Texas Anti-Slapp or TCPA
The Texas Anti-Slapp motion to dismiss must be filed not later than the 60th day after the date of service of the legal action.
Lawsuit
Status Lounge, a corporation, filed suit against Hearst, et. al., asserting claims for libel and business disparagement after appellants published articles based on a police report of a shooting at Status Lounge.
Two of the appellants filed an answer that included a verified plea in abatement under the Defamation Mitigation Act (DMA). Appellee did not challenge the plea in abatement by filing a controverting affidavit; consequently, the suit was automatically abated “in its entirety” without a court order and “[a]ll statutory and judicial deadlines under the Texas Rules of Civil Procedure” other than those provided in the DMA were stayed.
After the abatement period (60 days) ended, Hearst, et. al. moved to dismiss under the Texas Anti-Slapp or TCPA statute. This was 120 days after the earliest date Hearst, et. al. were served with Status Lounge’s lawsuit. Since the Texas Anti-Slapp or TCPA statute requires that a motion to dismiss must be filed not later than sixty days after service, the court had to decide how the two statutes intertwined. It was undisputed that if the DMA abatement applied to the Texas Anti-Slapp or TCPA motion to dismiss, the motion was timely filed.
On appeal, we address an issue of first impression in a Texas appellate court: whether the DMA’s abatement period applies to toll the TCPA’s deadline to file a motion to dismiss. We conclude, based on the plain language and complementary purposes of the two statutory schemes, that the Legislature intended the DMA and TCPA to work in tandem to provide plaintiffs the opportunity to mitigate any perceived defamation damages at an early stage in the dispute and then, should the dispute remain unresolved, to permit a defendant to test the merits of the plaintiff’s case though a TCPA motion to dismiss.
That the Legislature intended the DMA’s abatement period to apply to the TCPA’s sixty-day deadline to file a motion to dismiss is … confirmed by section 73.062(d), which specifically instructs that an abatement stays “[a]ll statutory and judicial deadlines under the Texas Rules of Civil Procedure” other than those provided in the DMA. See id. § 73.062(d).
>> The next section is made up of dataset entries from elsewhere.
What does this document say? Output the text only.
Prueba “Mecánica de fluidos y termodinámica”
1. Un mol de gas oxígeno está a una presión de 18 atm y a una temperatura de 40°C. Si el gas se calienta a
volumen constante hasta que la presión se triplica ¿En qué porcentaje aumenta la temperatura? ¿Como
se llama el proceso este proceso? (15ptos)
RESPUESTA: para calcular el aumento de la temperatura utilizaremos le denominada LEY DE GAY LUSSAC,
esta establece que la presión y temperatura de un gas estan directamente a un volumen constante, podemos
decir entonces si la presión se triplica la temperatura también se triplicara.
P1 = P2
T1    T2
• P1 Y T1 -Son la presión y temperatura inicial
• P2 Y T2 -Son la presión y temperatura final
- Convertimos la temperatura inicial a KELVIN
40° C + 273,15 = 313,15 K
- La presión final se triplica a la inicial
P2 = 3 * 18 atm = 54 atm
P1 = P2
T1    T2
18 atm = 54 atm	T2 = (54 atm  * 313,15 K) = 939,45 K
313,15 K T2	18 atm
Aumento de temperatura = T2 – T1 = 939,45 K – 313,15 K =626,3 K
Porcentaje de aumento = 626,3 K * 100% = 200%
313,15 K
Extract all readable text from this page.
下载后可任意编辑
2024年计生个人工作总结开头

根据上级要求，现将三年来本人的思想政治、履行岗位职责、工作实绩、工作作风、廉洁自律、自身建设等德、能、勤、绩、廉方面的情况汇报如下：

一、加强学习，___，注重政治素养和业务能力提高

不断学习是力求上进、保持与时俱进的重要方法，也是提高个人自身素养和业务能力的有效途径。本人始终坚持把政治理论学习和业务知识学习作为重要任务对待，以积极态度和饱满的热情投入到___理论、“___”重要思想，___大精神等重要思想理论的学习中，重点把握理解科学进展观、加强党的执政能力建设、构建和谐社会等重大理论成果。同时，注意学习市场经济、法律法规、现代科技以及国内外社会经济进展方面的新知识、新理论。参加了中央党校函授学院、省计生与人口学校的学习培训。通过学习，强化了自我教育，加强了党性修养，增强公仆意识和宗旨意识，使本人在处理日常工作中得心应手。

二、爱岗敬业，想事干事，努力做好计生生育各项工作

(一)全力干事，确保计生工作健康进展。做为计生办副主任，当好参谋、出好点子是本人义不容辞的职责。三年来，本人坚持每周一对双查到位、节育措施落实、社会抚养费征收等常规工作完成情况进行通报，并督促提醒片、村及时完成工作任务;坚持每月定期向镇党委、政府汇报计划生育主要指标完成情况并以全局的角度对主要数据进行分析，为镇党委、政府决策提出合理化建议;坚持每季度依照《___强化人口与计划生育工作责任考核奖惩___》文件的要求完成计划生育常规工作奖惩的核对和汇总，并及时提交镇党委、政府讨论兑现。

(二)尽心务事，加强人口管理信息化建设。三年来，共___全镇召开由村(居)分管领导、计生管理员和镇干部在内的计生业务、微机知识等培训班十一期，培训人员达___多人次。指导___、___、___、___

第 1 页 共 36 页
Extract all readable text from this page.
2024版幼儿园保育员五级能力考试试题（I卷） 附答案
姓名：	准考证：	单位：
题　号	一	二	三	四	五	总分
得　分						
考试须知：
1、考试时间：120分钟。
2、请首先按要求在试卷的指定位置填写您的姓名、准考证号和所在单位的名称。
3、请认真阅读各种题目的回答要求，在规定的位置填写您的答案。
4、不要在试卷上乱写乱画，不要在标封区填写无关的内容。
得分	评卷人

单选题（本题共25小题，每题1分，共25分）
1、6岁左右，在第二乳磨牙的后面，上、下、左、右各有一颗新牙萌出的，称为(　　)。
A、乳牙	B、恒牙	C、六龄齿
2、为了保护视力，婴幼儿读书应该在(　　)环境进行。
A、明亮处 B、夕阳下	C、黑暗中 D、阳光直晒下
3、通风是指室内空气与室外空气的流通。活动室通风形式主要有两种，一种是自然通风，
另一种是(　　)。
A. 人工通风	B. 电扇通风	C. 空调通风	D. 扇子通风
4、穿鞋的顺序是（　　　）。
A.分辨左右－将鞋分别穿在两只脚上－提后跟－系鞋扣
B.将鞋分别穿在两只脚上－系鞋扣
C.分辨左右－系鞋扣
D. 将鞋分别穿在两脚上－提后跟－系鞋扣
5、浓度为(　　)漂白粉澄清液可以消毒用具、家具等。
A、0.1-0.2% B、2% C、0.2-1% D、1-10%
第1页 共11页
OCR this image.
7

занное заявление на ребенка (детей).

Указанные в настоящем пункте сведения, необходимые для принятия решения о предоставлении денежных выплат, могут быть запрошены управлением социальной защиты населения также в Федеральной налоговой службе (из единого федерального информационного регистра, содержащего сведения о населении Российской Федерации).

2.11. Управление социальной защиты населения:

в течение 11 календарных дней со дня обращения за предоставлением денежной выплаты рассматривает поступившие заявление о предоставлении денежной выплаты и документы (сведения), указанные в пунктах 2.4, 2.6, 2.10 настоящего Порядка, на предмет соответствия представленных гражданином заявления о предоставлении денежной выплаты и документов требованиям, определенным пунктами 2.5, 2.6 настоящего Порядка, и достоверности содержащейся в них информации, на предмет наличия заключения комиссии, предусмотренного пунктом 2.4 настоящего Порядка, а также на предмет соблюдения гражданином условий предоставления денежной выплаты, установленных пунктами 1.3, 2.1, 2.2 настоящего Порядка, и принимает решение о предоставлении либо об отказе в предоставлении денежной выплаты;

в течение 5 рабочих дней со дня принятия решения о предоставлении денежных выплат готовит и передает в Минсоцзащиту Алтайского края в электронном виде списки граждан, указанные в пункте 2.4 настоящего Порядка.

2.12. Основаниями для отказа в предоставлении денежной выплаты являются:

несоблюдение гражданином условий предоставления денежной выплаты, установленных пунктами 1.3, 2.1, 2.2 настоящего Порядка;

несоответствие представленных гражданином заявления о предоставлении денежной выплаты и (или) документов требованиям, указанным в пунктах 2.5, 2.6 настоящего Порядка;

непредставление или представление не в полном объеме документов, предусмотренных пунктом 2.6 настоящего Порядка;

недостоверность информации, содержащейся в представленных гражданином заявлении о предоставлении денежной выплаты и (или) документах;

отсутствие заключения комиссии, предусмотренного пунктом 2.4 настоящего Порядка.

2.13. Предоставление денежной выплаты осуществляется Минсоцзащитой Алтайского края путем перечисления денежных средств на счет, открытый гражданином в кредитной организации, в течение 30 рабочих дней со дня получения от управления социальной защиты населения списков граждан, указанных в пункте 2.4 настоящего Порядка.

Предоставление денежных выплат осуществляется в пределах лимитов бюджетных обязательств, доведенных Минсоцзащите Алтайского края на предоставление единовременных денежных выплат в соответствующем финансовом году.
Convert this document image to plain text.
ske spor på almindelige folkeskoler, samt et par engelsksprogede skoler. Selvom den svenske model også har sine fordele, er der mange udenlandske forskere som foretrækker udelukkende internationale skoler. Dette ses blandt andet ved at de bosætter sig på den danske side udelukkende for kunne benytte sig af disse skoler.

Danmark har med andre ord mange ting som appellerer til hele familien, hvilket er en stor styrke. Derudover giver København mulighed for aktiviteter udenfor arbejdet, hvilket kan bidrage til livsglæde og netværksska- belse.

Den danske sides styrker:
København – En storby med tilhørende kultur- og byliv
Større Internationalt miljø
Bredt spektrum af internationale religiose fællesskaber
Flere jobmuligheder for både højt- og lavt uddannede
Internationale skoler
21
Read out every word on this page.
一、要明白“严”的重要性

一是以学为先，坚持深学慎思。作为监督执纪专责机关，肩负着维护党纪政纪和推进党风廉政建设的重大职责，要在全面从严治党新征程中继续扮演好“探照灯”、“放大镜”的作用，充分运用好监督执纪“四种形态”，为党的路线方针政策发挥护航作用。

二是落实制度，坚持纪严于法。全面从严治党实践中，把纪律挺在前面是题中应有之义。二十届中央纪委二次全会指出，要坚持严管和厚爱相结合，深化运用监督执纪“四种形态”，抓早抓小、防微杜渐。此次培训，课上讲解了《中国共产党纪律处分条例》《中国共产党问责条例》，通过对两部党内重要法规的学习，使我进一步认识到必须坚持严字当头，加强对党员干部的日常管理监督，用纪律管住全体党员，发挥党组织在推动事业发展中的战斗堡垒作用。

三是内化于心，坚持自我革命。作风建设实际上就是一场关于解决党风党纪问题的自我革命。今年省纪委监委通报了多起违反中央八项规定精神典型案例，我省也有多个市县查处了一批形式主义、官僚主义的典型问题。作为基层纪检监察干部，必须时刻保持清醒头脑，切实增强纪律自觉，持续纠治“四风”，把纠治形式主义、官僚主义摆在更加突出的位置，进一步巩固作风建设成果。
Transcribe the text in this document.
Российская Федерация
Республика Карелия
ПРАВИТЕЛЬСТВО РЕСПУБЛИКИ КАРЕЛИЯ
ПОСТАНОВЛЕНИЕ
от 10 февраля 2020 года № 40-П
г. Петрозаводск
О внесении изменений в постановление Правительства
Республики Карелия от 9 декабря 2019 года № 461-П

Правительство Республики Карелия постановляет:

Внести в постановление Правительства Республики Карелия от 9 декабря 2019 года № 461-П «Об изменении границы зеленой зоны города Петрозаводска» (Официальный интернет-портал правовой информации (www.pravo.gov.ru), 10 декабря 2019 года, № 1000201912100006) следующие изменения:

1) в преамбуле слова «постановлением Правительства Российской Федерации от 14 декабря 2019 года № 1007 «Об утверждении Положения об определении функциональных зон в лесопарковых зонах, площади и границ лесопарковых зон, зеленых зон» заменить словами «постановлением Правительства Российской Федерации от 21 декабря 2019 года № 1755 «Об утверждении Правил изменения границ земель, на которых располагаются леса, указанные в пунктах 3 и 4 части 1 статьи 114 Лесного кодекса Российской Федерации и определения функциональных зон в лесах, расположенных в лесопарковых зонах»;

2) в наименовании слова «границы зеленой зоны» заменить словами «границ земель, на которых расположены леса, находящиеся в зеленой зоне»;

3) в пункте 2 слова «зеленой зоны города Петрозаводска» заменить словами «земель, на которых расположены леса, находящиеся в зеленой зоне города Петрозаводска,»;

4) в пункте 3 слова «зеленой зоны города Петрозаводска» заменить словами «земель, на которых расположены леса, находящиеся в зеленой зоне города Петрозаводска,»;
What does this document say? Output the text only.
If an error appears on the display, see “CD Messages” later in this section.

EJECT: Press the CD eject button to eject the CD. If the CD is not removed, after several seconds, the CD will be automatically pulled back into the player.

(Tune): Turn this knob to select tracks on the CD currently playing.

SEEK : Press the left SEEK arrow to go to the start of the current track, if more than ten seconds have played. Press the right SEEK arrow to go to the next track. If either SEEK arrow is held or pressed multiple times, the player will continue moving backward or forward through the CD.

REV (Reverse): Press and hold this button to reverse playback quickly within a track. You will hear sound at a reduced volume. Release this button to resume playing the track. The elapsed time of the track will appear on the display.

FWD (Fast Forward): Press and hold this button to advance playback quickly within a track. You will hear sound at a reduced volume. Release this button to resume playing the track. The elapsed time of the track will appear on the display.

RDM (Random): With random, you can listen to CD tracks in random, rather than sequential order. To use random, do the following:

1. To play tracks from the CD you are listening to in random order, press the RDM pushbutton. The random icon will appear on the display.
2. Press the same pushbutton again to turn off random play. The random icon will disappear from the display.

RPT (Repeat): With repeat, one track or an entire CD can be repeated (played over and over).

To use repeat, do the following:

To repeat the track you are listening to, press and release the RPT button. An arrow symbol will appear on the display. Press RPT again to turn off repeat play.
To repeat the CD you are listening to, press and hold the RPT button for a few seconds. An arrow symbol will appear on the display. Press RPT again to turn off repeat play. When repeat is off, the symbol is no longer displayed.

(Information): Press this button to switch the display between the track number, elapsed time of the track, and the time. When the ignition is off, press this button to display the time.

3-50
Although this provision is awkwardly phrased, we conclude from the context and the words used that the abatement stays not only all “judicial deadlines under the Texas Rules of Civil Procedure” but also all “statutory deadlines”—which would include the TCPA’s sixty-day filing deadline. We reach this conclusion because the Texas Rules of Civil Procedure do not contain statutes, and therefore the reference to “statutory and judicial deadlines under the Rules of Civil Procedure” must mean both statutory deadlines and judicial deadlines under the Texas Rules of Civil Procedure.